The company is looking to develop and optimize software infrastructure and tools for training cutting-edge AI models.
Requirements
Proficiency in Python, C++, or similar and at least one deep learning library such as PyTorch, TensorFlow, JAX, etc.
Strong background in distributed computing, parallel processing techniques, handling large-scale datasets and data preprocessing.
Deep understanding of state-of-the-art machine learning techniques and models.
Experience with cloud-based training environments (AWS, Google Cloud, Azure).
Experience in developing and maintaining software tooling and infrastructure for machine learning.
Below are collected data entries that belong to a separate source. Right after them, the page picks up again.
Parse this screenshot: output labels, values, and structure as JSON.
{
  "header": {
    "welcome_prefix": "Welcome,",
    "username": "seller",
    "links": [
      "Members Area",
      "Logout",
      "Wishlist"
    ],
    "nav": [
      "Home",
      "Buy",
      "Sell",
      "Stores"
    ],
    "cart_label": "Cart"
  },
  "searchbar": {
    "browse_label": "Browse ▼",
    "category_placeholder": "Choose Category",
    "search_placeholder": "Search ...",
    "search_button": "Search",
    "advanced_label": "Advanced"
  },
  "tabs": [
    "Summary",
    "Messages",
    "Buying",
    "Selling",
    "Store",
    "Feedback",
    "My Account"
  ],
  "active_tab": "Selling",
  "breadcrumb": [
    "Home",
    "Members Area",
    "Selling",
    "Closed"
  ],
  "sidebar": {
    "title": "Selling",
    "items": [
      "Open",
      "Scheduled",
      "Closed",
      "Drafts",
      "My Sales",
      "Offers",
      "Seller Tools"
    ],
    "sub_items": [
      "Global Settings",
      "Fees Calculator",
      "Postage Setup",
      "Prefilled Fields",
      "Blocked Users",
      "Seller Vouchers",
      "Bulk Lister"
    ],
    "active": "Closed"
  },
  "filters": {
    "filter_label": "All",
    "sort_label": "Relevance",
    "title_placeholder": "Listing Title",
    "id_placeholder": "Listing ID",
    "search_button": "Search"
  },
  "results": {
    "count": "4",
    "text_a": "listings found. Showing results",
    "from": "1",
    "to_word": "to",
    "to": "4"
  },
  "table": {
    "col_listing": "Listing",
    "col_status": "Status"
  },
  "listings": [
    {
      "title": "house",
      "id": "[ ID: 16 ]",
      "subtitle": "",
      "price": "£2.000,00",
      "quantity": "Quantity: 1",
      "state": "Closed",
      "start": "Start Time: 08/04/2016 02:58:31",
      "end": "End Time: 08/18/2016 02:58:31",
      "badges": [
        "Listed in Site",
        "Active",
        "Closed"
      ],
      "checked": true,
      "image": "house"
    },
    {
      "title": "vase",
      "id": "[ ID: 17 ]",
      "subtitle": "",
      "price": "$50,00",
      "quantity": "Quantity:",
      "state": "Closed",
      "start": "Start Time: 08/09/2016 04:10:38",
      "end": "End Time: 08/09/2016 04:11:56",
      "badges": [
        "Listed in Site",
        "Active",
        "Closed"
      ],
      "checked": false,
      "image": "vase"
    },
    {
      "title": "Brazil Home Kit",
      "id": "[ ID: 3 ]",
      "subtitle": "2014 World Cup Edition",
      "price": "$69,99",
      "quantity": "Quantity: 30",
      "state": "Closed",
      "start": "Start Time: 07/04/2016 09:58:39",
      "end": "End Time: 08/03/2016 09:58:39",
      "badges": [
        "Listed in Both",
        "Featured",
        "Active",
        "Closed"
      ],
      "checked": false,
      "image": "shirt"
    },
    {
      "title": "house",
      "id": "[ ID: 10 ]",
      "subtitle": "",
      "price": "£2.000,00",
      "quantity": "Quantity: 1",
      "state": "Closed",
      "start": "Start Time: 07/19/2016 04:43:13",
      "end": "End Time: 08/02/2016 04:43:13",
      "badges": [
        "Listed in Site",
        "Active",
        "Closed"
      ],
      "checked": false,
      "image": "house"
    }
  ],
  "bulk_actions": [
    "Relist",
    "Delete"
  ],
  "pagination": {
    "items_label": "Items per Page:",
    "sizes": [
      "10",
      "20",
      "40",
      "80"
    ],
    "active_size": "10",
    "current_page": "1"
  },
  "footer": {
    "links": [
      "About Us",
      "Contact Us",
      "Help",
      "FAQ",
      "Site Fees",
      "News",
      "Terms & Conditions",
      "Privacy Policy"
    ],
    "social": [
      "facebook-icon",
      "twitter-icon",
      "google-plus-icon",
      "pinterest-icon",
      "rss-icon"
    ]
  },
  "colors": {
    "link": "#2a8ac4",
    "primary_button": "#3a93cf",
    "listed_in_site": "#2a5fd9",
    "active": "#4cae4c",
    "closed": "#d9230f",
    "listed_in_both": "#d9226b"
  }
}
Deep understanding and practical experience with software engineering principles, including algorithms, data structures, and system design.
Experience with continuous integration and automated testing frameworks.
Responsibilities
Develop and maintain robust, scalable, and distributed training pipelines (data preprocessing, training orchestration, and model evaluation) and frameworks for large-scale AI models.
Optimize training processes for performance and resource utilization, ensuring scalability and reliability.
Collaborate with researchers and machine learning engineers to integrate state-of-the-art algorithms and techniques into training pipelines.
Monitor and analyze training, identifying bottlenecks and proposing solutions to improve efficiency and performance.
Ensure the robustness and reliability of the training infrastructure, including automated testing and continuous integration.
Other
BS, MS or higher degree in Computer Science, Robotics, Engineering or a related field, or equivalent practical experience.